Dissociative disorders are mental disorders, which affect coordination between thoughts and memories, which may negatively impact individuals in different psychological aspects (Comer, 2018). This may include identity problems, behavioral, and emotional aspects. These disorders also affect the mental functioning of victims and how their normal mind functions which is important in carrying out daily activities (Comer, 2018). Some people argue that dissociative disorders such as dissociative identity disorder are not real and that individuals displaying these symptoms are faking it, which makes it important for a clinician to be able to gather adequate evidence to support any of these assertions (Comer, 2018).
In diagnosing a dissociative disorder, one of the evidence, which a clinician may use, is performing a psychiatric exam, which involves asking in-depth questions to ascertain any mental issues affecting the individual (Brand et al., 2016). A psychiatric exam involves asking questions about an individual’s thoughts and any other symptoms, which may be present on the individual. Other family members may also participate in the exam to provide more information about the patient (Brand et al., 2016). During the assessment of clients, clinicians can be able to use reliable and evidence-based clinical interviews, which have been indicated as effective in distinguishing between true and fake dissociative disorders (Brand et al., 2016).

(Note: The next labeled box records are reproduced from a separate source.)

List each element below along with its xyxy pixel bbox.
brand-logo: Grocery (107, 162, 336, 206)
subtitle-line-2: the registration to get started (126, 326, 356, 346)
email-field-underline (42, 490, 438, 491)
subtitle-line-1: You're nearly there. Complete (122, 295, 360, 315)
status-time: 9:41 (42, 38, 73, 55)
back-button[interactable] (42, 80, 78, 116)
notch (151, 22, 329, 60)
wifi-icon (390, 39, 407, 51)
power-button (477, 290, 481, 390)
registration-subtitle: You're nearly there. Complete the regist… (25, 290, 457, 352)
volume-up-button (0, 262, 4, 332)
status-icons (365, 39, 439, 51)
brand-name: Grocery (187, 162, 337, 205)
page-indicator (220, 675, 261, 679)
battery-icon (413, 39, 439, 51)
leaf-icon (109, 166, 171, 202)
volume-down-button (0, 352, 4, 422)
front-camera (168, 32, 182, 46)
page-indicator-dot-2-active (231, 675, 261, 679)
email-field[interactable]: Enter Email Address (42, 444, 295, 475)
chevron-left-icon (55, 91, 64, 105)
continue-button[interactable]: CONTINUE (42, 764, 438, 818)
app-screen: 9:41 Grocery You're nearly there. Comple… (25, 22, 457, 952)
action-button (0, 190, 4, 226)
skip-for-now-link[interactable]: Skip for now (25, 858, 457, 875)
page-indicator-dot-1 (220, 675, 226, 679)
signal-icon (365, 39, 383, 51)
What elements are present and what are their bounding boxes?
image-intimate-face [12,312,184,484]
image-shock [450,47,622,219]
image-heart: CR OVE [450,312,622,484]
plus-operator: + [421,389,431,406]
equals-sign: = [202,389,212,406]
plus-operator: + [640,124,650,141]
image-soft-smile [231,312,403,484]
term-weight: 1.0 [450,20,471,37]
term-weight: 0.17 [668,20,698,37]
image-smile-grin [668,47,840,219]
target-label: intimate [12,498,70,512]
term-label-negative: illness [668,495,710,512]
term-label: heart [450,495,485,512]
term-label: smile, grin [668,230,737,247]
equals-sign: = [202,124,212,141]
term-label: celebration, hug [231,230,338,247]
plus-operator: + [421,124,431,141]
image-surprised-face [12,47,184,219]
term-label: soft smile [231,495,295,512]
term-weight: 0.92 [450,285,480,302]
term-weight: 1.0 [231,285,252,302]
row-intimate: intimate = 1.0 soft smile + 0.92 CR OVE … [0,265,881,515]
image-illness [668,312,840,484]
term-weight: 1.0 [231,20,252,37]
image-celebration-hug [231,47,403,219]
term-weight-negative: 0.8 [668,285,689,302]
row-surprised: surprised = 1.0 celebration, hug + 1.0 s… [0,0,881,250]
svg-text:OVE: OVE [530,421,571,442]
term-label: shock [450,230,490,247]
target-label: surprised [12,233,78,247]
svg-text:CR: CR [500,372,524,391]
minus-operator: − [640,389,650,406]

Clinicians should also watch for behavioral cues during the interviewing process of the patients. Another evidence, which a clinician may be able to gather to support one of these assertions, is using the DSM-5 (Brand et al., 2016). The DSM-5 states that other individuals may also observe the signs and symptoms of dissociative disorder. These symptoms should also have caused significant distress on the individual (Brand et al., 2016). Comparing the signs and symptoms present in a patient to the criteria in the DSM-5 will help the clinician in making an accurate judgment. These signs and symptoms should be well analyzed as cultural as well as religious aspects may cause similar issues (Brand et al., 2016).
Brand, B. L., Sar, V., Stavropoulos, P., Krüger, C., Korzekwa, M., Martínez-Taboas, A., ; Middleton, W. (2016). Separating Fact from Fiction: An Empirical Examination of Six Myths About Dissociative Identity Disorder. Harvard review of psychiatry, 24(4), 257-270.
Comer, R. J. (2018). Abnormal psychology (10th ed.) New York, NY: Worth Publishers.